The influence factors (IF) can be grouped in three categories; Human IF, System IF, and Context IF, where the definitions are:
Human IF (HIF): Any variant or invariant property or characteristic of a human user. The characteristic can describe the demographic and socioeconomic background, the physical and mental constitution, or the users emotional state.
System IF (SIF): Refer to properties and characteristics that determine the technically produced quality of an application or service. They are related to media capture, coding, transmission, storage, rendering, and reproduction/display, as well as to the communication of information itself from content production to user.
Context IF (CIF): Factors that embrace any situational property to describe the user’s environment in terms of physical, temporal, social, economic, task, and technical characteristics.
These IFs must not be regarded as isolated as they may interrelate. Also, it should be noted that the impact a specific IF has on QoE is not deterministic. Some examples of influence factors from the three categories could be for HIF e.g. gender, age, and expertise level, for CIF e.g. time of day, duration, costs of service, brand of the service/system, level of focus, alone or with other people, or technical interconnectivity.
The SIF category is related to the technical part of producing QoE and has been divided further into four sub-categories: Content-related, Media-related, Network-related, and Device-related. If these are applied on the audiovisual communication chain in Fig. 1 these can be described as:
Content-related, referring to the content type and content reliability e.g. audio signal bandwidth and dynamic range, and video spatial and temporal information in the acquisition block, Media-related, referring to media configuration factors e.g. compression related influences such as blocking and ringing artifacts, but also factors from the rate controller performance, bandwidth estimator, and resource manager resulting in temporal and spatial scaling, aliasing artifacts and bandwidth limitation, and overall introduced delay in the process in the compression block.
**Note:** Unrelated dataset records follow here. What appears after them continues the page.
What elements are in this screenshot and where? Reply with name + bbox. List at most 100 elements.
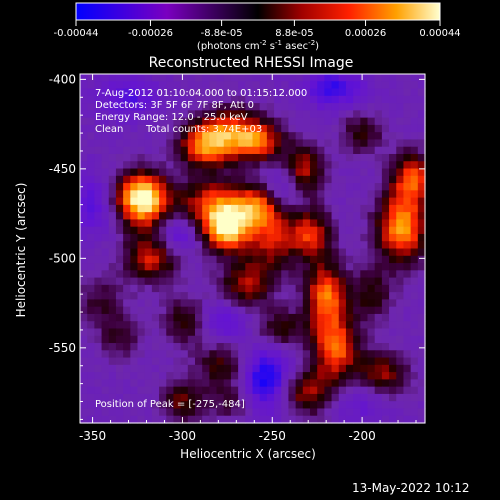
heatmap-cell — [159, 263, 167, 271]
heatmap-cell — [302, 328, 311, 337]
heatmap-cell — [101, 204, 110, 213]
heatmap-cell — [166, 241, 175, 250]
heatmap-cell — [130, 350, 139, 359]
heatmap-cell — [223, 190, 232, 199]
heatmap-cell — [187, 74, 196, 82]
heatmap-cell — [87, 277, 95, 286]
heatmap-cell — [245, 364, 254, 373]
heatmap-cell — [195, 233, 203, 242]
heatmap-cell — [389, 110, 397, 119]
heatmap-cell — [238, 372, 246, 380]
heatmap-cell — [245, 386, 254, 395]
heatmap-cell — [245, 95, 254, 104]
heatmap-cell — [195, 357, 203, 366]
heatmap-cell — [245, 110, 254, 119]
heatmap-cell — [151, 74, 160, 82]
heatmap-cell — [317, 204, 325, 213]
heatmap-cell — [353, 393, 361, 402]
heatmap-cell — [87, 415, 95, 424]
heatmap-cell — [338, 161, 347, 170]
heatmap-cell — [338, 146, 347, 155]
heatmap-cell — [310, 372, 318, 380]
heatmap-cell — [274, 299, 282, 308]
heatmap-cell — [266, 401, 275, 410]
heatmap-cell — [123, 124, 131, 133]
heatmap-cell — [310, 197, 318, 206]
heatmap-cell — [288, 88, 297, 97]
heatmap-cell — [360, 132, 369, 141]
heatmap-cell — [410, 415, 419, 424]
heatmap-cell — [338, 110, 347, 119]
heatmap-cell — [144, 263, 153, 271]
heatmap-cell — [259, 117, 268, 126]
heatmap-cell — [238, 277, 246, 286]
heatmap-cell — [324, 153, 333, 162]
heatmap-cell — [130, 255, 139, 264]
heatmap-cell — [252, 415, 261, 424]
heatmap-cell — [324, 328, 333, 337]
heatmap-cell — [281, 328, 290, 337]
heatmap-cell — [151, 263, 160, 271]
heatmap-cell — [317, 139, 325, 148]
heatmap-cell — [159, 306, 167, 315]
heatmap-cell — [281, 372, 290, 380]
heatmap-cell — [331, 139, 340, 148]
heatmap-cell — [396, 153, 405, 162]
heatmap-cell — [80, 183, 88, 191]
heatmap-cell — [396, 393, 405, 402]
heatmap-cell — [238, 204, 246, 213]
heatmap-cell — [108, 343, 117, 351]
heatmap-cell — [417, 284, 426, 293]
heatmap-cell — [266, 212, 275, 221]
heatmap-cell — [317, 110, 325, 119]
heatmap-cell — [173, 292, 182, 300]
heatmap-cell — [137, 190, 146, 199]
heatmap-cell — [87, 408, 95, 417]
heatmap-cell — [367, 270, 376, 279]
heatmap-cell — [259, 393, 268, 402]
heatmap-cell — [324, 343, 333, 351]
heatmap-cell — [115, 219, 124, 228]
heatmap-cell — [87, 292, 95, 300]
heatmap-cell — [317, 343, 325, 351]
heatmap-cell — [137, 103, 146, 111]
heatmap-cell — [159, 248, 167, 257]
heatmap-cell — [353, 408, 361, 417]
heatmap-cell — [389, 74, 397, 82]
heatmap-cell — [202, 81, 210, 90]
heatmap-cell — [245, 197, 254, 206]
heatmap-cell — [396, 190, 405, 199]
heatmap-cell — [245, 190, 254, 199]
heatmap-cell — [166, 415, 175, 424]
heatmap-cell — [230, 110, 239, 119]
heatmap-cells — [80, 74, 426, 424]
heatmap-cell — [230, 335, 239, 344]
heatmap-cell — [108, 372, 117, 380]
heatmap-cell — [130, 124, 139, 133]
heatmap-cell — [187, 255, 196, 264]
heatmap-cell — [353, 168, 361, 177]
plot-frame — [79, 73, 426, 424]
heatmap-cell — [187, 183, 196, 191]
heatmap-cell — [410, 343, 419, 351]
heatmap-cell — [302, 343, 311, 351]
heatmap-cell — [345, 343, 354, 351]
heatmap-cell — [310, 379, 318, 388]
heatmap-cell — [151, 408, 160, 417]
heatmap-cell — [202, 292, 210, 300]
heatmap-cell — [345, 241, 354, 250]
heatmap-cell — [410, 408, 419, 417]
heatmap-cell — [338, 255, 347, 264]
heatmap-cell — [353, 321, 361, 330]
heatmap-cell — [101, 386, 110, 395]
heatmap-cell — [230, 197, 239, 206]
heatmap-cell — [367, 197, 376, 206]
heatmap-cell — [403, 117, 412, 126]
heatmap-cell — [123, 335, 131, 344]
heatmap-cell — [345, 117, 354, 126]
heatmap-cell — [209, 95, 218, 104]
heatmap-cell — [202, 146, 210, 155]
heatmap-cell — [403, 212, 412, 221]
heatmap-cell — [123, 306, 131, 315]
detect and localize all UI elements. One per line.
Network-related, referring to data transmission over a network. These could be generated in different ways depending on the type of network and connection, but some generic IFs would be e.g. bandwidth fluctuation and congestions, packet loss, jitter, and delay in the transmission over network block. Device-related, referring to the end systems or devices involved along the end-to-end communication path, including system specifications, equipment specifications, device capabilities and provider specification and capabilities e.g. the quality and performance of the display and its scaling, the loudspeaker, computational power to perform decoding, introduced delay in the reconstruction block.
When the processing chain is divided into IFs as described it can be seen that some factors may originate from several places and in some cases, it can be problematic to distinguish between these origins, e.g. for delay and for aliasing. As a conclusion, this highlights the importance to take the whole processing chain into account when QoE optimizations are taking place.
Summary
As been described in this article QoE is a complex concept and addressing many areas both when it comes to its definitions as what factors that influences the experienced quality. To emphasize two takeaways from the text above these are first: that when the system influence factors, which are related to the technical part of producing QoE, should be evaluated the whole end-2-end chain needs to be taken into count and second, that it is not only the technical aspects that contributes to the final perceived experience and these are not deterministic.
References
[1] ITU, ITU-T Recommendation P.10 (Amendment 3). (2011)
[2] ITU, ITU-T Recommendation P.10 (Amendment 2). (2008)
[3] Kjell Brunnström, Sergio Ariel Beker, Katrien De Moor, Ann Dooms, Sebastian Egger, et al.. Qualinet White Paper on Definitions of Quality of Experience. Qualinet White Paper on Definitions of Quality of Experience Output from the fifth Qualinet meeting. 2013.